Angeblich doch, siehe untenstehende Mail. habe ich heute Mittag erhalten.
Gruß
Stieglitz





Allgemeine News. Mittwoch, März 03, 2004
******************************************************************

1. Kein Verpacken vor Kaspersky!
2. Wie können Sie die News-Services abonnieren bzw. abbestellen?
3. Sicherheitsregeln

****

1. Kein Verpacken vor Kaspersky!

Kaspersky Labs, ein international führender Experte im Bereich IT-Sicherheit zum Schutz vor Viren, Hacker-Attacken und Spam, präsentiert die weltweit erste Technologie für den Kampf gegen eine neue Generation von Netz-Würmern, die sich in passwortgeschützten ZIP-Archiven ausbreiten.

Die Verbreitung von Malware in geschützten ZIP-Archiven erschwert deutlich die Neutralisierung. Zunächst benötigt man eine erfolgreiche Passwort-Generierung zum Scannen solcher Dateien. Danach verbraucht die eigentliche Daten-Überprüfung viele System-Ressourcen und senkt demnach die Leistung des Computers beachtlich.

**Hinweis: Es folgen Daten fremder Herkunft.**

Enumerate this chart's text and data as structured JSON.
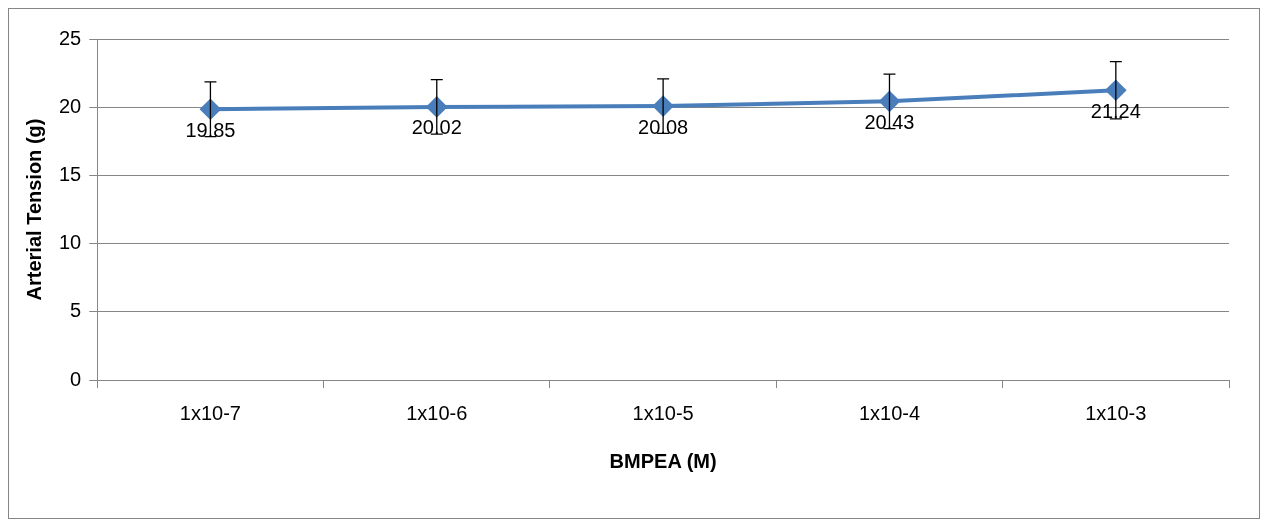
{
  "chart_data": {
    "type": "line",
    "xlabel": "BMPEA (M)",
    "ylabel": "Arterial Tension (g)",
    "categories": [
      "1x10-7",
      "1x10-6",
      "1x10-5",
      "1x10-4",
      "1x10-3"
    ],
    "series": [
      {
        "color": "#4a7ebb",
        "values": [
          19.85,
          20.02,
          20.08,
          20.43,
          21.24
        ],
        "errors": [
          2,
          2,
          2,
          2,
          2.1
        ]
      }
    ],
    "ylim": [
      0,
      25
    ],
    "yticks": [
      0,
      5,
      10,
      15,
      20,
      25
    ],
    "grid": "y",
    "legend": false,
    "marker": "diamond",
    "line_style": "solid",
    "data_labels": true
  }
}
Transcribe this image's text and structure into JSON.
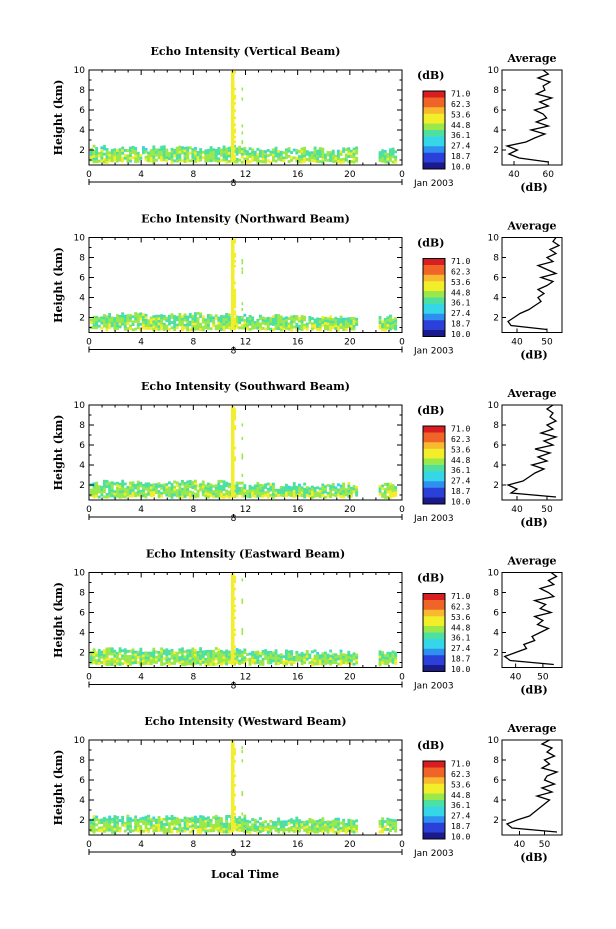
{
  "figure": {
    "colorbar_unit": "(dB)",
    "colorbar_ticks": [
      "71.0",
      "62.3",
      "53.6",
      "44.8",
      "36.1",
      "27.4",
      "18.7",
      "10.0"
    ],
    "colorbar_range": [
      10.0,
      71.0
    ],
    "colormap": [
      "#1a1a8c",
      "#2a40d8",
      "#2f8ff0",
      "#35d6e8",
      "#4ee0a0",
      "#9ae84a",
      "#f2ee2a",
      "#f8b830",
      "#f06428",
      "#d81e20"
    ],
    "x_ticks": [
      "0",
      "4",
      "8",
      "12",
      "16",
      "20",
      "0"
    ],
    "date_tick_label": "8",
    "date_label": "Jan 2003",
    "x_axis_label": "Local Time",
    "y_label": "Height (km)",
    "y_ticks": [
      "2",
      "4",
      "6",
      "8",
      "10"
    ],
    "avg_title": "Average",
    "avg_unit": "(dB)"
  },
  "chart_data": [
    {
      "type": "heatmap",
      "title": "Echo Intensity (Vertical Beam)",
      "ylabel": "Height (km)",
      "ylim": [
        0.5,
        10
      ],
      "xlim": [
        0,
        24
      ],
      "units": "dB",
      "profile": {
        "xlabel": "(dB)",
        "x_ticks": [
          "40",
          "60"
        ],
        "xlim": [
          33,
          68
        ],
        "heights": [
          0.8,
          1.2,
          1.6,
          2.0,
          2.4,
          2.8,
          3.2,
          3.6,
          4.0,
          4.4,
          4.8,
          5.2,
          5.6,
          6.0,
          6.4,
          6.8,
          7.2,
          7.6,
          8.0,
          8.4,
          8.8,
          9.2,
          9.6,
          10.0
        ],
        "values": [
          60,
          43,
          37,
          42,
          36,
          47,
          52,
          58,
          50,
          60,
          53,
          59,
          57,
          52,
          60,
          55,
          62,
          53,
          58,
          57,
          61,
          54,
          60,
          57
        ]
      }
    },
    {
      "type": "heatmap",
      "title": "Echo Intensity (Northward Beam)",
      "ylabel": "Height (km)",
      "ylim": [
        0.5,
        10
      ],
      "xlim": [
        0,
        24
      ],
      "units": "dB",
      "profile": {
        "xlabel": "(dB)",
        "x_ticks": [
          "40",
          "50"
        ],
        "xlim": [
          35,
          55
        ],
        "heights": [
          0.8,
          1.2,
          1.6,
          2.0,
          2.4,
          2.8,
          3.2,
          3.6,
          4.0,
          4.4,
          4.8,
          5.2,
          5.6,
          6.0,
          6.4,
          6.8,
          7.2,
          7.6,
          8.0,
          8.4,
          8.8,
          9.2,
          9.6,
          10.0
        ],
        "values": [
          50,
          38,
          37,
          39,
          41,
          44,
          46,
          48,
          47,
          49,
          47,
          50,
          52,
          48,
          53,
          50,
          47,
          52,
          50,
          53,
          51,
          54,
          52,
          53
        ]
      }
    },
    {
      "type": "heatmap",
      "title": "Echo Intensity (Southward Beam)",
      "ylabel": "Height (km)",
      "ylim": [
        0.5,
        10
      ],
      "xlim": [
        0,
        24
      ],
      "units": "dB",
      "profile": {
        "xlabel": "(dB)",
        "x_ticks": [
          "40",
          "50"
        ],
        "xlim": [
          35,
          55
        ],
        "heights": [
          0.8,
          1.2,
          1.6,
          2.0,
          2.4,
          2.8,
          3.2,
          3.6,
          4.0,
          4.4,
          4.8,
          5.2,
          5.6,
          6.0,
          6.4,
          6.8,
          7.2,
          7.6,
          8.0,
          8.4,
          8.8,
          9.2,
          9.6,
          10.0
        ],
        "values": [
          53,
          38,
          40,
          37,
          42,
          44,
          46,
          49,
          45,
          50,
          47,
          51,
          46,
          52,
          49,
          53,
          48,
          52,
          50,
          53,
          51,
          52,
          50,
          52
        ]
      }
    },
    {
      "type": "heatmap",
      "title": "Echo Intensity (Eastward Beam)",
      "ylabel": "Height (km)",
      "ylim": [
        0.5,
        10
      ],
      "xlim": [
        0,
        24
      ],
      "units": "dB",
      "profile": {
        "xlabel": "(dB)",
        "x_ticks": [
          "40",
          "50"
        ],
        "xlim": [
          35,
          57
        ],
        "heights": [
          0.8,
          1.2,
          1.6,
          2.0,
          2.4,
          2.8,
          3.2,
          3.6,
          4.0,
          4.4,
          4.8,
          5.2,
          5.6,
          6.0,
          6.4,
          6.8,
          7.2,
          7.6,
          8.0,
          8.4,
          8.8,
          9.2,
          9.6,
          10.0
        ],
        "values": [
          54,
          38,
          36,
          40,
          44,
          43,
          47,
          46,
          49,
          52,
          48,
          50,
          47,
          53,
          49,
          51,
          47,
          54,
          52,
          49,
          54,
          52,
          55,
          53
        ]
      }
    },
    {
      "type": "heatmap",
      "title": "Echo Intensity (Westward Beam)",
      "ylabel": "Height (km)",
      "ylim": [
        0.5,
        10
      ],
      "xlim": [
        0,
        24
      ],
      "units": "dB",
      "profile": {
        "xlabel": "(dB)",
        "x_ticks": [
          "40",
          "50"
        ],
        "xlim": [
          33,
          57
        ],
        "heights": [
          0.8,
          1.2,
          1.6,
          2.0,
          2.4,
          2.8,
          3.2,
          3.6,
          4.0,
          4.4,
          4.8,
          5.2,
          5.6,
          6.0,
          6.4,
          6.8,
          7.2,
          7.6,
          8.0,
          8.4,
          8.8,
          9.2,
          9.6,
          10.0
        ],
        "values": [
          55,
          37,
          35,
          39,
          44,
          46,
          48,
          50,
          52,
          47,
          53,
          49,
          54,
          50,
          51,
          55,
          49,
          52,
          50,
          54,
          51,
          53,
          49,
          52
        ]
      }
    }
  ]
}
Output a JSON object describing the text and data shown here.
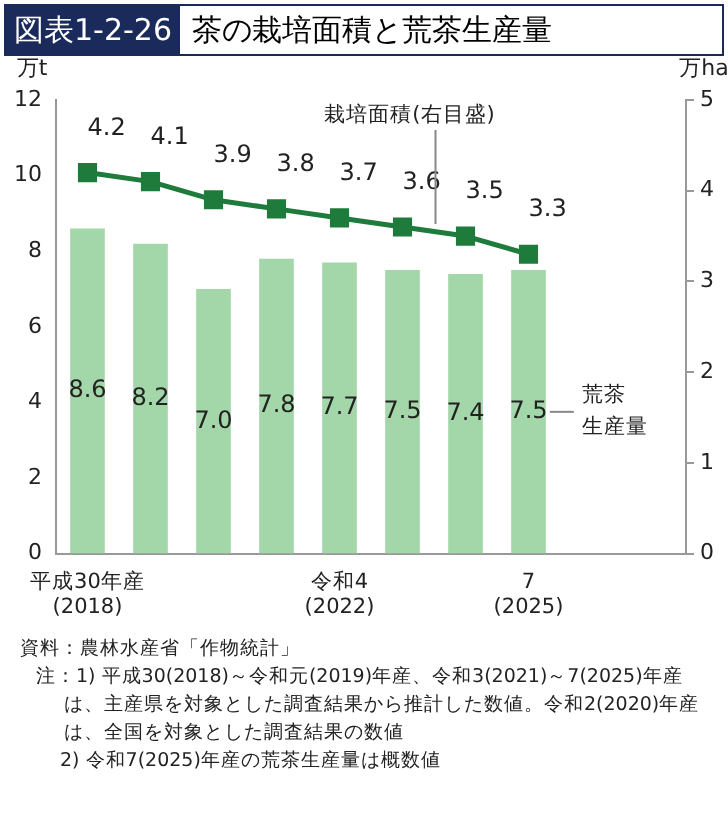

Die erste Malware, die sich in passwortgeschützten ZIP-Archiven ausbreitete, war der im Sommer 2003 entdeckte Mail-Wurm 'Fearso'. Seine
24 Modifizierungen machten ihn allerdings nicht so richtig berühmt.
Die letzten Muster des Wurms 'Beagle' (Versionen F, G, H, I, J), die in der Zeit vom 27. Februar - 3. März 2004 entdeckt wurden, haben allerdings die Bedrohung durch diese Art von Malware ins Gedächtnis zurückgerufen.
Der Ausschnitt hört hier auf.